Lavoro difficile, che non può eludere la via del dialogo.
Quale cultura per la sinistra? La sinistra italiana ha dietro di sé
alcuni decenni in cui soggetti, gruppi, movimenti hanno modificato non
solo la nozione di politica ma anche il rapporto della politica con la
cultura. Non è possibile ignorare l'immenso lavoro fatto da più
parti per dare presenza a tutto ciò che l'astrazione propria della
politica negava o marginalizzava o riteneva irrilevante o confinava nell'impolitico:
il corpo, il desiderio, il vivente, le forme del sentire, la singolarità,
la sofferenza, il sogno. Il pensiero delle donne ha dato apporti straordinari
su questo terreno. La filosofia ha indagato sulle pieghe delle relazioni
tra l'individuo e il mondo, descrivendo mappe di saperi e di poteri, definendo
la natura del sentire individuale e delle istituzioni, interrogandosi
sui fondamenti delle passioni, dell'agire, del pensare, sulle radici del
desiderio e della mancanza.
La letteratura, a sua volta, ha costruito universi di forme che hanno
esplorato la coscienza, interrogato il limite, il confine, l'impensato,
rianimato l'oblio, dato vita al perduto e figura all'impossibile. Non
si può dire ci sia decadenza di pensiero, se si pensa alla ricchezza
di apporti che la filosofia e la letteratura hanno dato in questi ultimi
cinquant'anni. La crisi della politica non dipende dalla crisi del marxismo
o di sistemi di pensiero che pretendevano di interpretare il mondo. Dipende
forse dall'incapacità di leggere e interpretare e trasferire in
termini di scelte politiche il nuovo variegato e ricchissimo orizzonte
di cultura (pensiamo alla rilevanza assunta dal rapporto con la terra
e l'ambiente, alla critica della globalizzazione, al nuovo rapporto tra
particolare e universale, alla nuova rappresentazione delle differenze
e delle relazioni tra culture diverse). Uno sguardo davvero politico non
è nostalgicamente rivolto a quel che s'è perduto con la
fine delle ideologie e con la crisi del marxismo. E' invece attento a
preservare e interrogare l'immenso laboratorio di cultura -plurale, multiforme,
disomogeneo- elaborato per decenni e che un abito distintivo e rassicurante
ha preferito catalogare sotto la voce cultura dei movimenti. Può
accadere talvolta di sentire additare come causa della caduta della passione
politica qualcuno dei sistemi di pensiero contemporanei, come il decostruzionismo,
o le varie discendenze e i vari innesti della fenomenologia e dell'ermeneutica,
o il cosiddetto "pensiero debole". E' un falso arroccamento.

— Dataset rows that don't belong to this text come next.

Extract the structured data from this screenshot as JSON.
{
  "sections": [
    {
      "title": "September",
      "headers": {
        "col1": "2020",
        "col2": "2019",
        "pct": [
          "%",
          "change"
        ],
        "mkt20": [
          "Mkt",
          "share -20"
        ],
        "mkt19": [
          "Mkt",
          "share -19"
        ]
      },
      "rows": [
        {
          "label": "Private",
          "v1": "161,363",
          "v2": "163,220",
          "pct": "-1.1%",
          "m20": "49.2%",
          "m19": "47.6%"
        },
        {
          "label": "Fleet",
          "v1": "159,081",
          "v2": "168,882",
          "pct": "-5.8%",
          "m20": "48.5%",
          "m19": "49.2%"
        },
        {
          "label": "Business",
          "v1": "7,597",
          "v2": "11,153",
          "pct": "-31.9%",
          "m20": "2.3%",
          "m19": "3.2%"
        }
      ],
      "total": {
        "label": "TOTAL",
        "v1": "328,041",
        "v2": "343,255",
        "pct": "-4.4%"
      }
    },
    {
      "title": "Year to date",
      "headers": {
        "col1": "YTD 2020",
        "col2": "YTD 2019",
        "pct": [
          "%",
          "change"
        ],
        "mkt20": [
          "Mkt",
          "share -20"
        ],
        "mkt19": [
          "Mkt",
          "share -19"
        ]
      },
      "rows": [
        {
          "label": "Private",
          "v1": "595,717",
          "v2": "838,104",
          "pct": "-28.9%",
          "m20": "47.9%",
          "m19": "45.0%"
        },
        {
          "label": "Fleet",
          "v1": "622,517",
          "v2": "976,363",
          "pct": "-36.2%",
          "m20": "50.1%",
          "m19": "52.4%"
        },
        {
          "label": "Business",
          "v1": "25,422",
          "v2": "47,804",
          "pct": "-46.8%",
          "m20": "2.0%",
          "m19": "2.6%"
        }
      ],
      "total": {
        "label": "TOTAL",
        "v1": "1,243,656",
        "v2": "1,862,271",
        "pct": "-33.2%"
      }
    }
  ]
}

Ogni epoca ha i suoi interpreti, i suoi saperi, le sue passioni. Se le
passioni dei giovani hanno una natura e una tensione diverse da quelle
della nostra giovinezza non per questo vanno guardate con sospetto.
Il nodo della guerra. Fintantoché ci sarà una ragione politica
che distingue la guerra giusta dall'ingiusta, la guerra autorizzata da
quella illegale, la guerra umanitaria da quella barbarica, la guerra che
garantisce il rispetto dell'ordine internazionale da quella che porta
disordine, si nasconde e rende opaco, astratto e invisibile lo scopo di
ogni guerra: che è trarre un interesse -per un gruppo o per un'idea
astratta o per una strategia economica- attraverso la distruzione sistematica
e violenta di altri individui. Nella guerra la singolarità dell'individuo,
il suo corpo, i suoi desideri, la sua storia, i suoi pensieri, i suoi
legami, vengono opacizzati, sussunti nel numero, nella voce nemico, nel
sacrificio necessario. Il vivente è negato come vivente. Il corpo
straziato tutt'al più è il passaggio rapido di un'immagine
sugli schermi, seguito da altre veloci immagini. L'orrore giorno dopo
giorno è addomesticato, fatto abitudine, anestetizzato. Per impedire
questa anestesia del tragico, questa opacizzazione della singolarità
vivente, la riflessione sulla guerra e il movimento contro la guerra hanno
elaborato in questi anni una vera e propria cultura. Anche questa cultura,
che cancella la guerra dal dizionario politico per riportarla nel dizionario
degli affari, dello sterminio, della distruzione, è una cultura
che appartiene alla sinistra. E che la politica deve assumere e interpretare.